Please take a look in http://www.haskell.org/yampa/AFPLectureNotes.pdf, which explains how Arrows work in FRP.
2-tuples are used in defining Arrows because it's needed to represent an arrowized function taking 2 arguments.
In FRP, constants and variables are often represented as arrows which ignores its "input", e.g.
twelve, eleven :: Arrow f => f p Int
twelve = arr (const 12)
eleven = arr (const 11)
Function applications are then turned into compositions (>>>
):
# (6-) 12
arr (6-) <<< twelve
Now how do we turn a 2-argument function into an arrow? For instance
(+) :: Num a => a -> a -> a
due to currying we may treat this as a function returning a function. So
arr (+) :: (Arrow f, Num a) => f a (a -> a)
now let's apply it to a constant
arr (+) -- # f a (a -> a)
<<< twelve -- # f b Int
:: f b (Int -> Int)
+----------+ +-----+ +--------------+
| const 12 |----> | (+) | == | const (+ 12) |
+----------+ +-----+ +--------------+
hey wait, it doesn't work. The result is still an arrow that returns a function, but we expect something akin to f Int Int
. We notice that currying fails in Arrow because only composition is allowed.

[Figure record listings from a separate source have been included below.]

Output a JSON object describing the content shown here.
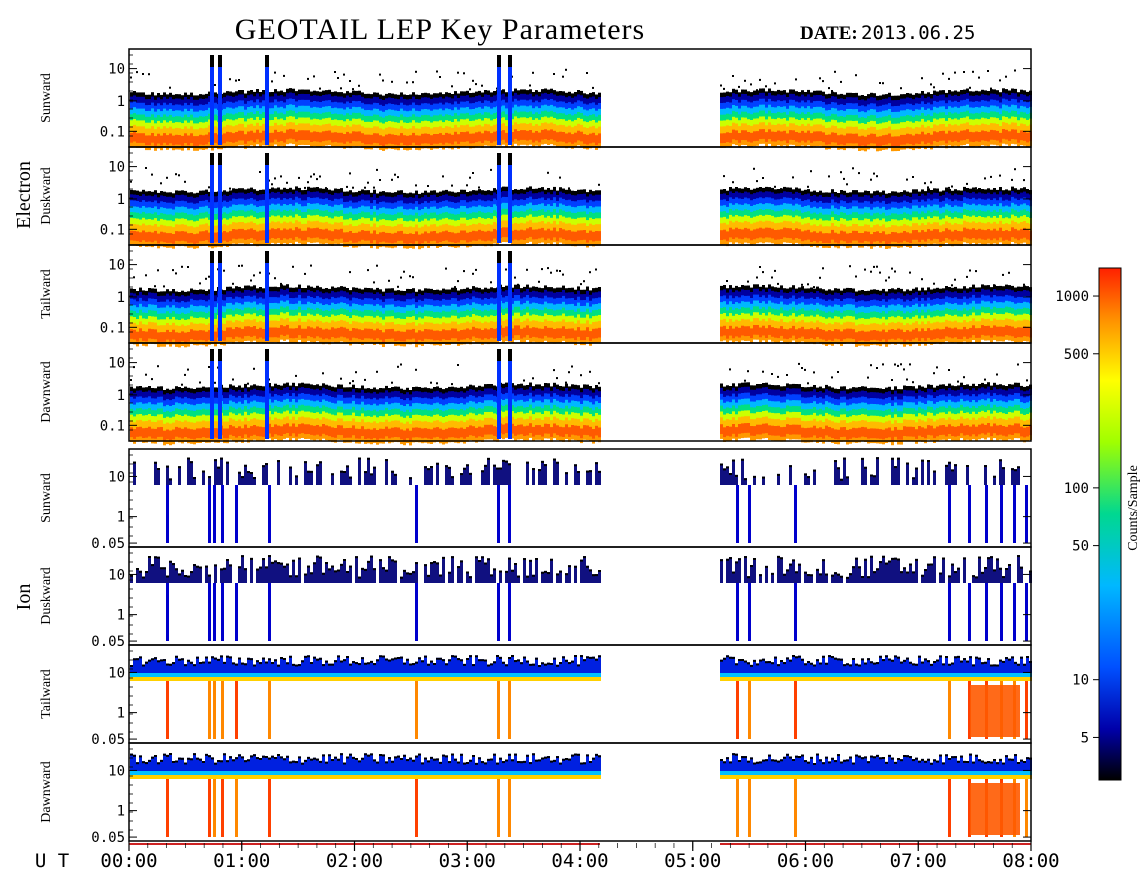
{
  "title": "GEOTAIL LEP Key Parameters",
  "date_label": "DATE:",
  "date_value": "2013.06.25",
  "ut_label": "U T",
  "colorbar_label": "Counts/Sample",
  "colors": {
    "frame": "#000000",
    "timeline": "#cc2222"
  },
  "chart_data": {
    "type": "heatmap",
    "x_unit": "UT",
    "x_ticks": [
      "00:00",
      "01:00",
      "02:00",
      "03:00",
      "04:00",
      "05:00",
      "06:00",
      "07:00",
      "08:00"
    ],
    "x_range": [
      "00:00",
      "08:00"
    ],
    "data_gap": [
      "04:10",
      "05:15"
    ],
    "colorbar": {
      "scale": "log",
      "range": [
        3,
        1400
      ],
      "ticks": [
        1000,
        500,
        100,
        50,
        10,
        5
      ],
      "tick_labels": [
        "1000",
        "500",
        "100",
        "50",
        "10",
        "5"
      ],
      "colormap": [
        "#000000",
        "#0000cc",
        "#00b0ff",
        "#00d890",
        "#ffff00",
        "#ff8000",
        "#ff3000"
      ]
    },
    "groups": [
      {
        "name": "Electron",
        "panels": [
          {
            "name": "Sunward",
            "y_scale": "log",
            "y_ticks": [
              "10",
              "1",
              "0.1"
            ]
          },
          {
            "name": "Duskward",
            "y_scale": "log",
            "y_ticks": [
              "10",
              "1",
              "0.1"
            ]
          },
          {
            "name": "Tailward",
            "y_scale": "log",
            "y_ticks": [
              "10",
              "1",
              "0.1"
            ]
          },
          {
            "name": "Dawnward",
            "y_scale": "log",
            "y_ticks": [
              "10",
              "1",
              "0.1"
            ]
          }
        ]
      },
      {
        "name": "Ion",
        "panels": [
          {
            "name": "Sunward",
            "y_scale": "log",
            "y_ticks": [
              "10",
              "1",
              "0.05"
            ]
          },
          {
            "name": "Duskward",
            "y_scale": "log",
            "y_ticks": [
              "10",
              "1",
              "0.05"
            ]
          },
          {
            "name": "Tailward",
            "y_scale": "log",
            "y_ticks": [
              "10",
              "1",
              "0.05"
            ]
          },
          {
            "name": "Dawnward",
            "y_scale": "log",
            "y_ticks": [
              "10",
              "1",
              "0.05"
            ]
          }
        ]
      }
    ]
  }
}
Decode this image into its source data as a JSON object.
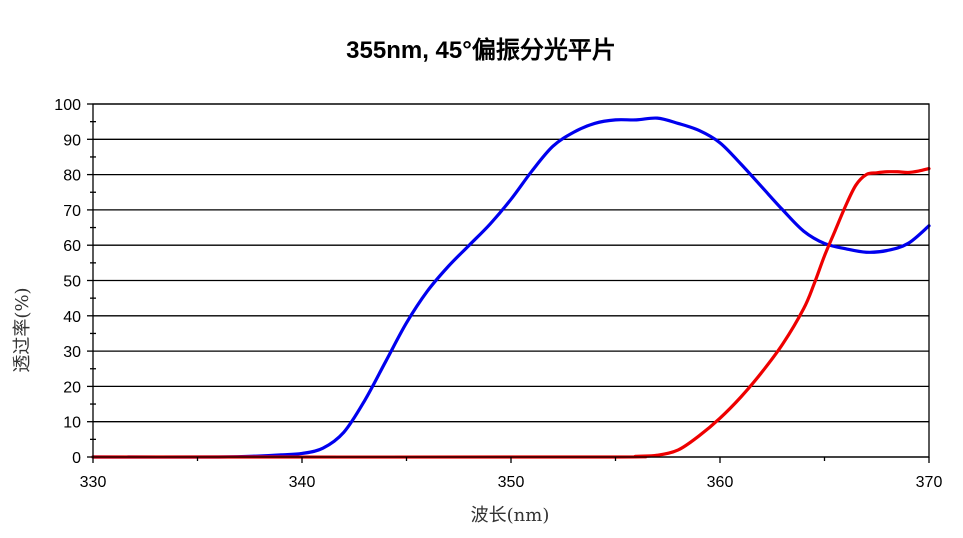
{
  "chart_data": {
    "type": "line",
    "title": "355nm, 45°偏振分光平片",
    "xlabel": "波长(nm)",
    "ylabel": "透过率(%)",
    "xlim": [
      330,
      370
    ],
    "ylim": [
      0,
      100
    ],
    "x_ticks": [
      330,
      340,
      350,
      360,
      370
    ],
    "y_ticks": [
      0,
      10,
      20,
      30,
      40,
      50,
      60,
      70,
      80,
      90,
      100
    ],
    "grid": true,
    "legend": "none",
    "series": [
      {
        "color": "#0000ee",
        "points": [
          [
            330,
            0
          ],
          [
            336,
            0
          ],
          [
            338,
            0.3
          ],
          [
            339,
            0.6
          ],
          [
            340,
            1
          ],
          [
            341,
            2.5
          ],
          [
            342,
            7
          ],
          [
            343,
            16
          ],
          [
            344,
            27
          ],
          [
            345,
            38
          ],
          [
            346,
            47
          ],
          [
            347,
            54
          ],
          [
            348,
            60
          ],
          [
            349,
            66
          ],
          [
            350,
            73
          ],
          [
            351,
            81
          ],
          [
            352,
            88
          ],
          [
            353,
            92
          ],
          [
            354,
            94.5
          ],
          [
            355,
            95.5
          ],
          [
            356,
            95.5
          ],
          [
            357,
            96
          ],
          [
            358,
            94.5
          ],
          [
            359,
            92.5
          ],
          [
            360,
            89
          ],
          [
            361,
            83
          ],
          [
            362,
            76.5
          ],
          [
            363,
            70
          ],
          [
            364,
            64
          ],
          [
            365,
            60.5
          ],
          [
            366,
            59
          ],
          [
            367,
            58
          ],
          [
            368,
            58.5
          ],
          [
            369,
            60.5
          ],
          [
            370,
            65.5
          ]
        ]
      },
      {
        "color": "#ee0000",
        "points": [
          [
            330,
            0
          ],
          [
            354,
            0
          ],
          [
            356,
            0.2
          ],
          [
            357,
            0.5
          ],
          [
            358,
            2
          ],
          [
            359,
            6
          ],
          [
            360,
            11
          ],
          [
            361,
            17
          ],
          [
            362,
            24
          ],
          [
            363,
            32
          ],
          [
            364,
            42
          ],
          [
            364.5,
            49
          ],
          [
            365,
            57
          ],
          [
            365.5,
            64
          ],
          [
            366,
            71
          ],
          [
            366.5,
            77
          ],
          [
            367,
            80
          ],
          [
            367.5,
            80.5
          ],
          [
            368,
            80.8
          ],
          [
            368.5,
            80.8
          ],
          [
            369,
            80.6
          ],
          [
            369.5,
            81
          ],
          [
            370,
            81.7
          ]
        ]
      }
    ]
  }
}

Therefore we must uncurry the function first
uncurry :: (a -> b -> c) -> ((a, b) -> c)
uncurry (+) :: Num a => (a, a) -> a
Then we have the arrow
(arr.uncurry) (+) :: (Num a, Arrow f) => f (a, a) a
The 2-tuple arises because of this. Then the bunch functions like &&&
are needed to deal with these 2-tuples.
(&&&) :: f a b -> f a d -> f a (b, d)
then the addition can be correctly performed.
(arr.uncurry) (+) -- # f (a, a) a
<<< twelve -- # f b Int
&&& eleven -- # f b Int
:: f b a
+--------+
|const 12|-----.
+--------+ | +-----+ +----------+
&&&====> | (+) | == | const 23 |
+--------+ | +-----+ +----------+
|const 11|-----'
+--------+
(Now, why don't we need things like &&&&
for 3-tuples for functions having 3 arguments? Because a ((a,b),c)
can be used instead.)
Edit: From John Hughes's original paper Generalising Monads to Arrows, it states the reason as
4.1 Arrows and Pairs
However, even though in case of monads the operators return
and >>=
are all we need to begin writing useful code, for arrows the analogous operators arr
and >>>
are not sufficient. Even the simple monadic addition function that we saw earlier
add :: Monad m => m Int -> m Int -> m Int
add x y = x >>= \u -> (y >>= \v -> return (u + v))
cannot yet be expressed in an arrow form. Making dependence on an input explicit, we see that an analogous definition should take the form
add :: Arrow a => a b Int -> a b Int -> a b Int
add f g = ...
where we must combine f
and g
in sequence. The only sequencing operator available is >>>
, but f
and g
do not have the right types to be composed. Indeed, the add
function needs to save the input of type b
across the computation of f
, so as to be able to supply the same input to g
. Likewise the result of f
must be saved across the computation of g
, so that the two results can eventually be added together and returned. The arrow combinators so far introduced give us no way to save a value across another computation, and so we have no alternative but to introduce another combinator.